Fearing that Missouri might join the growing number of states that have legalized marijuana for medical and recreational purposes, Jackson County Legislator Bob Spence says it’s time for the state to take a stand against that trend.
By MIKE HENDRICKS
The Kansas City Star
The Lee’s Summit Republican hopes to pass a resolution that would put Jackson County on record as opposing any effort to decriminalize marijuana in the Show Me State.
“Twenty states have already legalized it, and, my God, I just can’t believe that,” he said Monday. “I still believe it’s a dangerous drug.”
Spence failed on his first try Monday. His motion to pass the resolution died for lack of a second when two legislators were absent.
Spence plans to reintroduce the resolution next week and have it set for a hearing before the legislative committee that oversees the county’s COMBAT anti-drug tax. Had he not tried to force a vote Monday, the proposal would have been assigned to a committee where Spence and others could air the issue.
“I’m going to force them to vote one way or the other,” Spence said.
A bill that would allow marijuana use and possession for adults 21 and older was introduced last month in the Missouri House. The bill, sponsored by Democrat Chris Kelly of Columbia, is based on the law Colorado voters passed in 2012.
Colorado and Washington state have legalized pot for recreational use while 18 states and the District of Columbia allow marijuana use for medicinal purposes . Other states are considering some form of legalization.
Even the Missouri bill’s biggest supporters acknowledge is has little chance of passing this session. Another recently introduced bill would set up a pilot program for medical marijuana, and a third would lower the penalties for possessing small amounts of the drug.

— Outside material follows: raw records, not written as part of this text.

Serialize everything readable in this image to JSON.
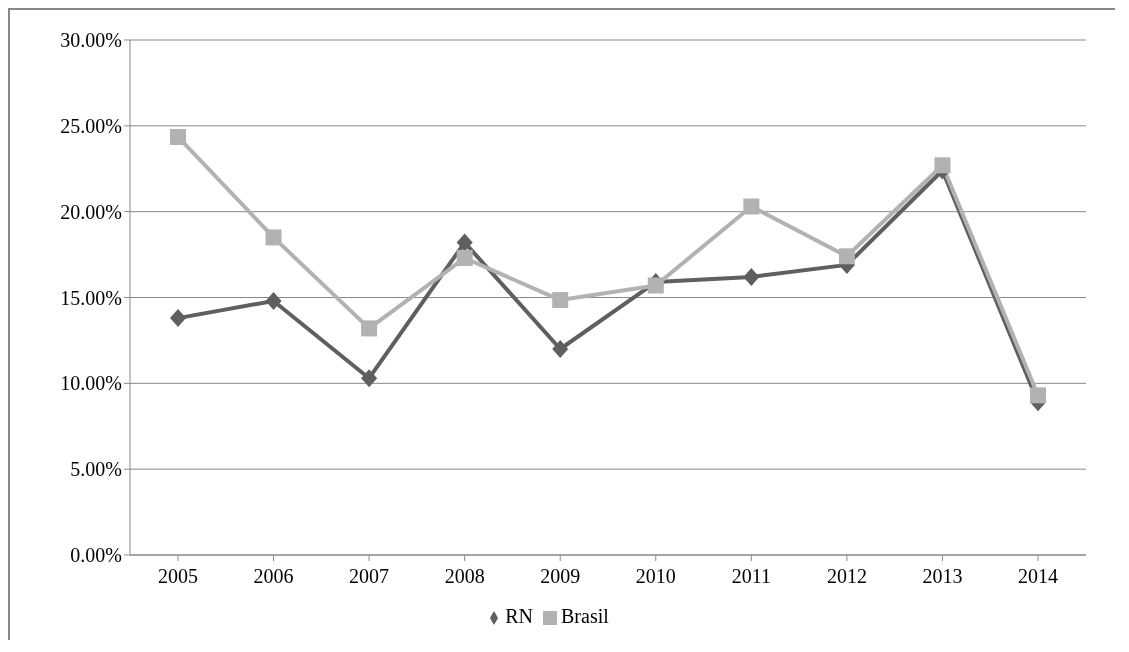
{
  "chart_data": {
    "type": "line",
    "categories": [
      "2005",
      "2006",
      "2007",
      "2008",
      "2009",
      "2010",
      "2011",
      "2012",
      "2013",
      "2014"
    ],
    "series": [
      {
        "name": "RN",
        "color": "#5f5f5f",
        "marker": "diamond",
        "values": [
          13.8,
          14.8,
          10.3,
          18.2,
          12.0,
          15.9,
          16.2,
          16.9,
          22.4,
          8.9
        ]
      },
      {
        "name": "Brasil",
        "color": "#b2b2b2",
        "marker": "square",
        "values": [
          24.35,
          18.5,
          13.2,
          17.3,
          14.85,
          15.7,
          20.3,
          17.4,
          22.7,
          9.3
        ]
      }
    ],
    "ylim": [
      0,
      30
    ],
    "yticks": [
      {
        "value": 0,
        "label": "0.00%"
      },
      {
        "value": 5,
        "label": "5.00%"
      },
      {
        "value": 10,
        "label": "10.00%"
      },
      {
        "value": 15,
        "label": "15.00%"
      },
      {
        "value": 20,
        "label": "20.00%"
      },
      {
        "value": 25,
        "label": "25.00%"
      },
      {
        "value": 30,
        "label": "30.00%"
      }
    ],
    "grid": "y",
    "legend": "bottom",
    "line_style": "solid"
  }
}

Spence says it is important for local governments to go on record before the push for legalization gains traction.
Spence’s resolution caught marijuana proponents by surprise. Dan Viets, a Columbia lawyer who is chairman of Show-Me Cannabis Regulation, had not heard about it until informed by The Star on Monday.
Viets said his group would like to offer comment at any hearing on the measure.
Meanwhile, Show-Me Cannabis has taken steps that could lead to a statewide vote in November to legalize marijuana use and possession of a pound or less.
Secretary of State Jason Kander granted Viets permission to gather signatures on 16 separate initiative petitions, each with slightly different ballot language. Viets said he is waiting for polling results to determine which, if any, of the petitions to circulate.
Absent a strong majority of support, it wouldn’t make sense to spend the time and money, he said.
“We want to be close to 60 percent in order to go forward,” he said. A 2012 poll showed that more than half of the Missourians surveyed supported legalizing pot use, he said.
Viets also cited two studies showing that the state would benefit financially if pot were legal.
A study by Harvard University economics professor Jeffrey Miron concluded that legalizing marijuana in Missouri would save $90 million in costs related to enforcing marijuana laws and incarcerating offenders.
At the same time, it would yield $59 million in annual tax revenue, that study said.
However, the Missouri auditor’s office had far higher estimates in its evaluation of the ballot measures that Viets’ group has proposed. New tax revenue from marijuana sales could bring the state $217 million or more annually, the audits showed.
According to the pro-legalization Marijuana Policy Project, Missouri has some of the harshest marijuana laws in the country. While possessing less than 35 grams is a misdemeanor, someone convicted of having a single gram can get up to a year in jail and $1,000 fine.
Possessing more than 35 grams is a felony.